Éditeur : Robert Laffont

Date de sortie : mars 2025

Genres : Fiction contemporaine et SF

Traduction : Fabien Le Roy

Introduction

Zelu est une jeune femme nigériano-américaine paraplégique qui écrit presque par hasard un roman de science-fiction, au moment ou un expploit technologique lui permet de remarcher.

Contre toute attente, ce livre est un succès planétaire. Autour d’elle, famille, amis et médias s’en mêlent, s’entredéchirent, autour de son œuvre et de son identité.

Entre récit intime, réflexions sociales et mise en abyme littéraire, La mort de l’auteur brouille les frontières des genres littéraires.

Surprise

Mots comptent triple ! La mort de l’auteur est un roman inclassable par sa construction à trois faces : récit de l’intime de Zelu, jeune femme nigériano-américaine, roman (de SF) intégré dans le roman de littérature générale, interludes narratifs en forme de petites interviews de ses proches.

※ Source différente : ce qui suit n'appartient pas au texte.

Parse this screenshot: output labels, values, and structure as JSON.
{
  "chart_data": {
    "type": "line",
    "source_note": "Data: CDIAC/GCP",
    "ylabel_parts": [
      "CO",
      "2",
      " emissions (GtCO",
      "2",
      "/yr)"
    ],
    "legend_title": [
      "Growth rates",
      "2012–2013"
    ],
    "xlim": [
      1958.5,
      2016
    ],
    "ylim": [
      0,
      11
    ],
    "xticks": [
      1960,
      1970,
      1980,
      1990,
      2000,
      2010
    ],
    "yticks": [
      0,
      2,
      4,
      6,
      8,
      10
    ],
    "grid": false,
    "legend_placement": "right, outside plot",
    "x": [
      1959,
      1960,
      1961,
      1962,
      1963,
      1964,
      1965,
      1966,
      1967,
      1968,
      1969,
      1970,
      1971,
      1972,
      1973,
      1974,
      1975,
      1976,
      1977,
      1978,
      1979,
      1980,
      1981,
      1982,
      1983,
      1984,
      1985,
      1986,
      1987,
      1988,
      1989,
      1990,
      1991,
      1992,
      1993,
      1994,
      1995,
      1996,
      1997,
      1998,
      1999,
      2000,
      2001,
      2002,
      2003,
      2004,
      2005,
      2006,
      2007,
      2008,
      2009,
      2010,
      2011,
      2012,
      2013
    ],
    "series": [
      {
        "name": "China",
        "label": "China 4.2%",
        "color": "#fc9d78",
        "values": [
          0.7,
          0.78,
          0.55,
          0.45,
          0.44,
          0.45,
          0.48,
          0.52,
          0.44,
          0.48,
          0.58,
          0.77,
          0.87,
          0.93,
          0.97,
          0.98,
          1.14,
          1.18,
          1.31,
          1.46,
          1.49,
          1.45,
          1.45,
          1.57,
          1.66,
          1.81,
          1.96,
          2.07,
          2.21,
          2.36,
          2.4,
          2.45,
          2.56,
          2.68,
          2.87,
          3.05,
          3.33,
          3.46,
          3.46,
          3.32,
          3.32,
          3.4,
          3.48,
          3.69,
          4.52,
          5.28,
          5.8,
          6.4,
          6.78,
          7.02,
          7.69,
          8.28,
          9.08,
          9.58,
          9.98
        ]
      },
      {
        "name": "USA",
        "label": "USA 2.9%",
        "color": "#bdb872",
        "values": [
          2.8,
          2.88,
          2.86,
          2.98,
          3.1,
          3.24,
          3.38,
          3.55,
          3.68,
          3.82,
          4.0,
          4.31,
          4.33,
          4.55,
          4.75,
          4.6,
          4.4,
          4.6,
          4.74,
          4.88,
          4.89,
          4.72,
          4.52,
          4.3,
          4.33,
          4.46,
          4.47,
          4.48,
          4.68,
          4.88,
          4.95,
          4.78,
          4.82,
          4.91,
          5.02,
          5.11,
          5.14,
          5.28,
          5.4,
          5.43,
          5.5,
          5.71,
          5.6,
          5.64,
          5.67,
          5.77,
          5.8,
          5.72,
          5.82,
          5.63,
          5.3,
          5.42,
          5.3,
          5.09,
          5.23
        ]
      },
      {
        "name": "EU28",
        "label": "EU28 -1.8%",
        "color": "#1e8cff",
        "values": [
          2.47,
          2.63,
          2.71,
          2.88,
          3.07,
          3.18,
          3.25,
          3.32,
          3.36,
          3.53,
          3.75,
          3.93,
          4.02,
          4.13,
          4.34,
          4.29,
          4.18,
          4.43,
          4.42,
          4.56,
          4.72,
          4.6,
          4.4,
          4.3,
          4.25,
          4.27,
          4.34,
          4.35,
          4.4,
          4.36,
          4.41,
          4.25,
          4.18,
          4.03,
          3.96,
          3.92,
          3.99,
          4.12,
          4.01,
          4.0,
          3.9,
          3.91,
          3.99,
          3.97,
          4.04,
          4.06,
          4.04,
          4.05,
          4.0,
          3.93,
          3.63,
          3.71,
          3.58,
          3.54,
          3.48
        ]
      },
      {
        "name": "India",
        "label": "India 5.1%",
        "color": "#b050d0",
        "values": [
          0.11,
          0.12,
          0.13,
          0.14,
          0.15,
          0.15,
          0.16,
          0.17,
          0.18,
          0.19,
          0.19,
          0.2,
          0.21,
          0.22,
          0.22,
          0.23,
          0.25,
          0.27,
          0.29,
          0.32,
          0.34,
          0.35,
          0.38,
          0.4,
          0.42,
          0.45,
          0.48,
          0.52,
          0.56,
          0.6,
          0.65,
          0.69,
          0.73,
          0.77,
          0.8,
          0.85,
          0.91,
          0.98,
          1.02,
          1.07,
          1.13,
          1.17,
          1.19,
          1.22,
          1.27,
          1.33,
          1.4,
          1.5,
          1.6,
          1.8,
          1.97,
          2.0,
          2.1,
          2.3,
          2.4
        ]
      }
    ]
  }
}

S’y développent trois sujets majeurs qui s’entrechoquent, les relations familiales, les effets du succès planétaire d’un roman, et l’histoire dans l’histoire de celui-ci.

Chaque prisme sert à éclairer l’autre. Une narration étonnante, rarement vue, prenante tant l’intérêt se renouvelle à chaque pan du récit. De l’art de mêler les genres, abolir les frontières.

Fascination

Voilà un roman captivant, envoûtant même. Cette narration triple, et les nombreux sujets traités, auraient pu perdre l’autrice, mais Nnedi Okorafor s’en sort avec maestria.

On y parle de l’identité nigériane dans une famille qui a réussi loin de ses terres, mais qui garde ses racines ancrées. Il y est question aussi du handicap et de la manière dont il est perçu, à travers le personnage principal de Zelu qui est paraplégique.

Évidemment de la condition noire, mais aussi beaucoup du pouvoir de la création.

Zelu a écrit un livre de SF (alors qu’elle n’en lit pas), qui est devenu un succès planétaire. L’occasion de parler de la réussite, de la célébrité, et de la manière dont une œuvre est reçue par le public.

Avec un focus aussi sur l’alerte écologique, d’actualité.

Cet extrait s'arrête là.